2. En premier lieu, aux termes de l'article 64 de la loi n° 84-53 du 26 janvier 1984 : " Le détachement est la position du fonctionnaire placé hors de son cadre d'emplois, emploi ou corps d'origine mais continuant à bénéficier, dans ce cadre d'emplois, emploi ou corps, de ses droits à l'avancement et à la retraite. / Il est prononcé sur la demande du fonctionnaire. / Le détachement est de courte ou de longue durée. (...) / Le fonctionnaire détaché est soumis aux règles régissant la fonction qu'il exerce par l'effet de son détachement ". Aux termes de l'article 2 du décret n° 86-88 du 13 janvier 1986 : " Le détachement d'un fonctionnaire ne peut avoir lieu que dans l'un des cas suivants : (...) / 5° Détachement auprès d'une entreprise privée assurant des missions d'intérêt général, notamment auprès d'une entreprise titulaire d'un traité de concession, d'affermage, de gérance ou de régie intéressée d'un service public d'une collectivité publique, sous réserve de l'approbation préalable, par la collectivité ou l'établissement dont relève l'agent, du projet de contrat et de ses avenants éventuels ". Aux termes de l'article 6 de ce décret, dans sa rédaction applicable jusqu'au 5 juillet 2008 : " Le détachement ne peut être accordé que lorsque la rémunération afférente à l'emploi de détachement n'excède pas la rémunération globale perçue dans l'emploi d'origine, majorée, le cas échéant, de 15 p. 100. (...) " et dans sa rédaction applicable du 5 juillet 2008 au 20 mai 2011, date de son abrogation par le décret n° 2011-541 du 20 mai 2011 : " Le détachement a lieu à indice égal ou, à défaut, à indice immédiatement supérieur lorsque le corps, le cadre d'emplois ou l'emploi d'accueil ouvre droit à pension de la Caisse nationale de retraites des agents des collectivités locales ou à pension du code des pensions civiles et militaires de retraite de l'Etat ".
3. Contrairement à ce que soutient M. A..., ces dispositions n'ont ni pour objet ni pour effet d'ouvrir aux fonctionnaires concernés le droit de voir la rémunération globale qu'ils percevaient dans leur corps d'origine majorée forfaitairement de 15 % mais instituent seulement un plafonnement de la rémunération de l'emploi d'accueil au-delà duquel le détachement ne peut pas être prononcé.
4. En deuxième lieu, l'article 14 du contrat d'exploitation conclu entre le syndicat intercommunal de Thaon-Chavegnot-Igney-Girmont et la société Lyonnaise des Eaux stipule que : " Le titulaire s'engage à reprendre la personne affectée au service de la ville de Thaon-les-Vosges pour l'exploitation de l'ancienne station, à la veille de l'entrée en vigueur du présent contrat.
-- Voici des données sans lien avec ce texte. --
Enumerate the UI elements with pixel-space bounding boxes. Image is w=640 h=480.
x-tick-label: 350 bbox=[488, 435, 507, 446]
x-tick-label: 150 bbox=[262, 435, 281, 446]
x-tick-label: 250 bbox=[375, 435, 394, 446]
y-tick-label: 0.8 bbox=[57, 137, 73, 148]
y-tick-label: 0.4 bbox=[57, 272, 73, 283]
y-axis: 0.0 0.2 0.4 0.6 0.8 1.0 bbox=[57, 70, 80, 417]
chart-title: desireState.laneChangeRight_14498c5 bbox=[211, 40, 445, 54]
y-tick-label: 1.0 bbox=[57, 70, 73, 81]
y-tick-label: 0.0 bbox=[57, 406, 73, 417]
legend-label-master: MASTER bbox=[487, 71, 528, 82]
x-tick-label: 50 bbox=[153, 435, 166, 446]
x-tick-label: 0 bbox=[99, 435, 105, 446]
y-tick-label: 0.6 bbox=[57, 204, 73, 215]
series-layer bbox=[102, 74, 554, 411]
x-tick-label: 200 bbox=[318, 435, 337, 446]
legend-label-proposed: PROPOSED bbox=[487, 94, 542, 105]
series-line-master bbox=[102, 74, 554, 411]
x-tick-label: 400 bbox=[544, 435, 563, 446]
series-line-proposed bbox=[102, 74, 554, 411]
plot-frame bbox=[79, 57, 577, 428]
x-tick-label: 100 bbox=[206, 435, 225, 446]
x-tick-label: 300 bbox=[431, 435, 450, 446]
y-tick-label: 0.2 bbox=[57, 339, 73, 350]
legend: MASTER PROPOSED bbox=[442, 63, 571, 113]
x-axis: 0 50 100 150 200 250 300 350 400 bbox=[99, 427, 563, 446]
Cet agent sera placé par la ville de Thaon-les-Vosges en position de détachement dans la société du titulaire pour la durée du contrat. Le titulaire assurera à l'agent ainsi détaché une situation en matière de traitements et d'indemnités, au moins équivalente à celle qu'il détient actuellement, avec les mêmes perspectives de carrière, notamment en ce qui concerne l'incidence des avancements dont les intéressés bénéficieront en qualité d'agents détachés, dans leur corps d'origine. Le salaire net annuel sans charge est de 20 557 euros auquel s'ajoute une prime de 5 % liée à l'obtention des objectifs fixés en début d'année. Une convention est établie entre la ville de Thaon-les-Vosges et le titulaire sur la base de la proposition de convention fournie dans l'offre ".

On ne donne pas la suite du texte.